I have witnessed some of the fish eating the small chunks of garlic (especially angels and gouramis), even if they don't eat the chunks, the bbs has been soaking in water and garlic and some of the water is poured into the tank -- and what fish can say no to bbs???


----------



## moon (Mar 11, 2006)

I add garlic to both my beef hart and veggie mix. BH is fed to discus and veggie to most of my SA chiclids. They love this stuff and had no problems with worms.


----------



## Tabatha (Dec 29, 2007)

I have a beef heart in the freezer, waiting to be made into fish food, it'll be my first batch!  I make up the majority of our cat's & dog's food as well (raw).


----------



## moon (Mar 11, 2006)

My bh recepie consists of 50/50 mix bh and shrimp and fish with garlic and some greens like spinach. Blend the whole thing and add unflavoured gelatine to bind it.
I make a similar mix with peas, spinach and sea food for the veg eating fish like goephagus and SA chiclids


----------



## Katalyst (Jul 29, 2007)

http://www.toppits.com/cubes_products.html

Here are the garlic cubes that I use. I picked them up in the veggie section of Canadian Superstore.

I leave it out for 20 minutes to thaw usually but microwave it in a small bowl for 10 seconds in a pinch add about a teaspoon of water or less to create a slurry and then mix in flakes, pellets etc.

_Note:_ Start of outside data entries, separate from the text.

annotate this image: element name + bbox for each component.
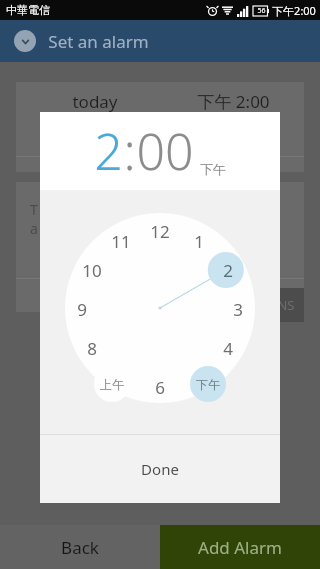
- button[interactable]: 7: [108, 366, 134, 386]
- button[interactable]: 8: [79, 337, 105, 357]
- staticText: Add Alarm: [198, 536, 282, 559]
- staticText: 下午: [196, 377, 220, 392]
- button[interactable]: 10: [79, 259, 105, 279]
- staticText: 中華電信: [6, 3, 50, 17]
- button[interactable]: 4: [215, 337, 241, 357]
- staticText: :: [123, 117, 136, 185]
- staticText: Set an alarm: [48, 30, 149, 53]
- button[interactable]: 12: [147, 220, 173, 240]
- button[interactable]: 上午: [94, 366, 130, 402]
- staticText: 5: [194, 366, 204, 386]
- button[interactable]: 3: [225, 298, 251, 318]
- staticText: 下午: [200, 161, 226, 177]
- staticText: Back: [61, 536, 99, 559]
- button[interactable]: 6: [147, 376, 173, 396]
- staticText: T: [30, 200, 38, 219]
- staticText: NS: [277, 296, 295, 314]
- button[interactable]: Back: [0, 525, 160, 569]
- staticText: 2: [223, 259, 233, 279]
- staticText: 上午: [100, 377, 124, 392]
- staticText: 9: [77, 298, 87, 318]
- button[interactable]: 2: [215, 259, 241, 279]
- button[interactable]: 9: [69, 298, 95, 318]
- staticText: 下午 2:00: [197, 90, 270, 113]
- button[interactable]: 下午: [190, 366, 226, 402]
- button[interactable]: 00: [136, 117, 194, 185]
- staticText: a: [30, 219, 38, 238]
- button[interactable]: Done: [40, 435, 280, 503]
- staticText: today: [72, 90, 118, 113]
- staticText: 3: [233, 298, 243, 318]
- button[interactable]: Expand: [14, 30, 36, 52]
- button[interactable]: 5: [186, 366, 212, 386]
- button[interactable]: 1: [186, 230, 212, 250]
- staticText: 11: [111, 230, 131, 250]
- staticText: 7: [116, 366, 126, 386]
- button[interactable]: Add Alarm: [160, 525, 320, 569]
- staticText: 56: [257, 6, 266, 16]
- staticText: Done: [141, 459, 179, 479]
- button[interactable]: 11: [108, 230, 134, 250]
- staticText: 8: [87, 337, 97, 357]
- staticText: 12: [150, 220, 170, 240]
- staticText: 1: [194, 230, 204, 250]
- staticText: 6: [155, 376, 165, 396]
- staticText: 下午2:00: [272, 3, 316, 18]
- button[interactable]: 2: [94, 117, 123, 185]
- staticText: 10: [82, 259, 102, 279]
- staticText: 4: [223, 337, 233, 357]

Its easier then crushing fresh cloves from paste so I take the path of least resistance.


----------



## Tabatha (Dec 29, 2007)

Moon: Thanks for the recipe! I guess the gelatin is a must?

Kat: I've used those before, they're great! I'm using up the fresh garlic we have in the house, which now smells of garlic, even after 12 hours


----------



## Pablo (Mar 27, 2006)

I don't want to pry in your thread but I wanted to say that I object in the highest order to feeding beefheart or any mammal protein to fish unless it is absolutely necessary.

It's a long explanation as to why- I'm happy to get you the info if you'd like it- but basically, you don't have anything which would benefit from the extremely high protein level in the beefheart. Everything you have (that I know of) would benefit much more from crustacean and fish protein. In the case especially of dwarf cichlids, which have somewhat fragile digestive systems, and of angelfish, they will both see much greater benefits from a greater level of crustacean matter and fish milt meal- especially angels, which are mostly surface area, look absolutely spectacular on a high keratin, high omega diet.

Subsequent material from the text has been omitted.